The candles in the churches are out,
The stars have gone out in the sky.
Blow on the coal of the heart
And we’ll see by and by…
Rabbi Harold Kushner quotes Archibald MacLeish’s play J.B. in his work When Bad Thing Happen to Good People, to illustrate that where power ends, love begins. When the lights have gone out, we will blow on faint ashes to give them life. When darkness descends it comes to the forefront, and we must confront this darkness directly and honestly, in all its unfairness and unknowingness. Yet we must also try to keep a perspective of the light, however faint it may seem, in the throes of despair. We must gently blow on it until it kindles and bursts forth into fire.
Kushner’s main theme in this work is giving up God’s omnipotence for his compassion. The world runs off of natural laws, and is mostly an orderly, good place. Yet there also exists a part that is chaotic, and it is in the chaotic realm that suffering occurs. Suffering due to death, illness, loss. Kushner believes that these bad things don’t happen because of God, that He can neither cause nor intervene in them. It is inevitable to feel angry when we are hurt, and rather than being angry at God, it makes more sense to be angry at the situation along with God – God feels angry just as we do by the unfairness and tragedies around us. Suffering does not have inherent meaning in the ‘why?’, but meaning can be found in the ‘what do I do with this suffering now?’ God’s role is in helping the sufferer, giving him courage, strength, and hope. Prayer then is something that changes us internally, rather than changing things externally.

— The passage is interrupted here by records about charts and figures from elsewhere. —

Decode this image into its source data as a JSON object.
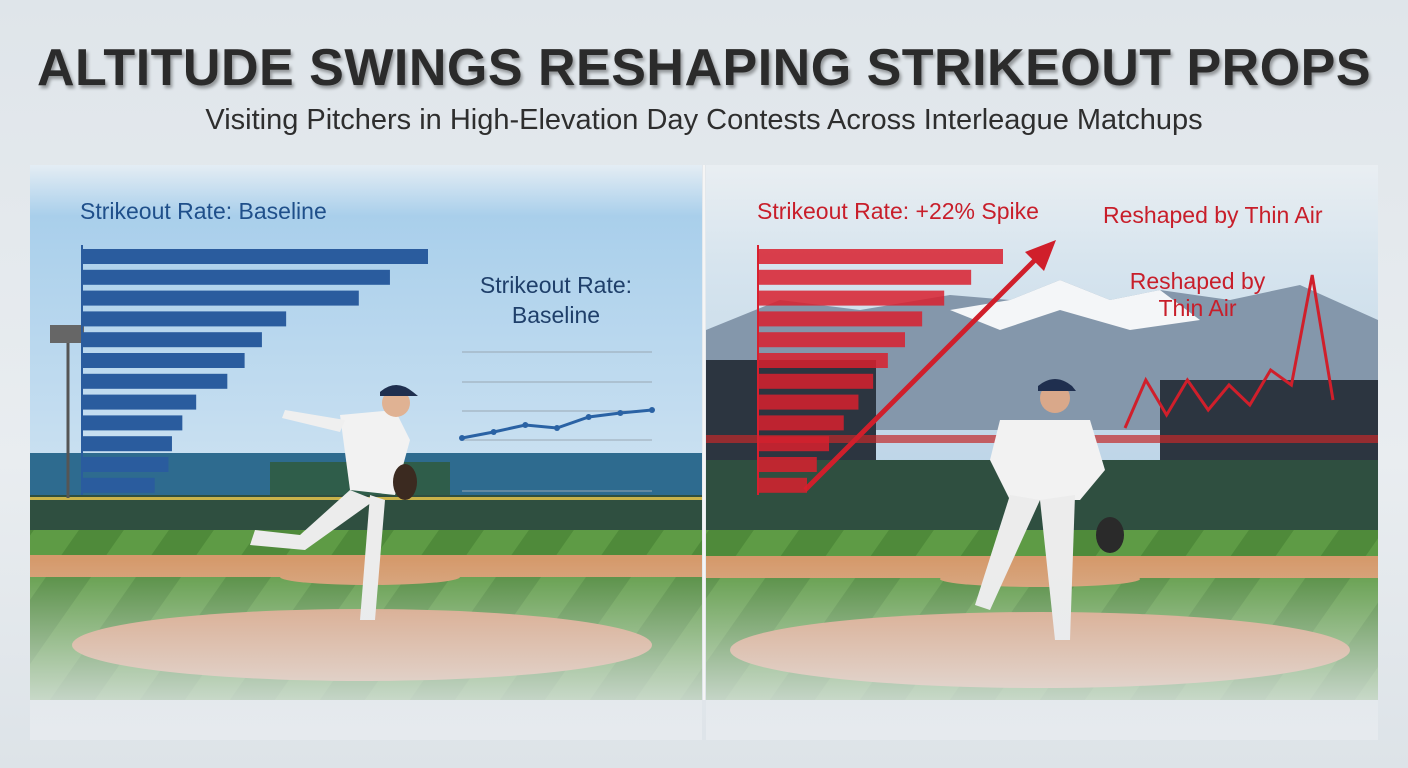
{
  "header": {
    "title": "ALTITUDE SWINGS RESHAPING STRIKEOUT PROPS",
    "subtitle": "Visiting Pitchers in High-Elevation Day Contests Across Interleague Matchups"
  },
  "left_panel": {
    "bar_label": "Strikeout Rate: Baseline",
    "line_label": "Strikeout Rate: Baseline",
    "bars": [
      100,
      89,
      80,
      59,
      52,
      47,
      42,
      33,
      29,
      26,
      25,
      21
    ],
    "bar_color": "#2a5c9e",
    "line": [
      2,
      8,
      15,
      12,
      23,
      27,
      30
    ],
    "line_color": "#2a62a4"
  },
  "right_panel": {
    "bar_label": "Strikeout Rate: +22% Spike",
    "corner_label": "Reshaped by Thin Air",
    "line_label": "Reshaped by Thin Air",
    "bars": [
      100,
      87,
      76,
      67,
      60,
      53,
      47,
      41,
      35,
      29,
      24,
      20
    ],
    "bar_color": "#d8202e",
    "line": [
      2,
      50,
      15,
      50,
      20,
      45,
      25,
      60,
      45,
      155,
      30
    ],
    "line_color": "#d01f2b"
  }
}
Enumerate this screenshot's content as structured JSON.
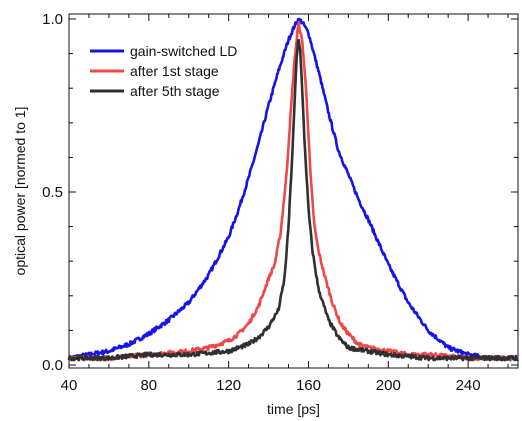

This view is not unique or new, but Kushner gently unfolds it through his narrative. I don’t know if it’s possible to reconcile theologically the idea of a God who is not omnipotent. It is difficult not to pray for miracles which according to Kushner exist in the chaotic realm and therefore un-pray-able in a way (miracles cannot be attributed to God, but rather to that same chaotic realm. It would be a fallacy to think that some people are granted miracles while others are not. Just as natural calamities make no distinction of whom they target, neither do miracles.)
I don’t know how much I agree or disagree with these ideas. I agree with suffering and calamities being unprejudiced and unfair, but what I am unsure about is whether how we view omnipotence isn’t flawed. The God I believe in is still theologically omnipotent, even though I am not sure what the consequences of that omnipotence are, what it truly means. Yet, Kushner from the get go explained that this was not a theological work, but something deeply personal following the death of his child who suffered from progeria, a rare disease resulting in rapid aging. For those who are angry at God for neither directly nor indirectly acting, Kushner’s work is a solace in moving beyond anger at God to anger with God. If we envision our belief in God as a relationship, which it is, then relationships evolve, and this is perhaps the first step in moving away from hurt and anger. I wonder what the next step or steps would be in this evolution, perhaps it would be the searching of God’s omnipotence beyond the childhood prayer-as-candy notion, and how it would look like through another humane narrative.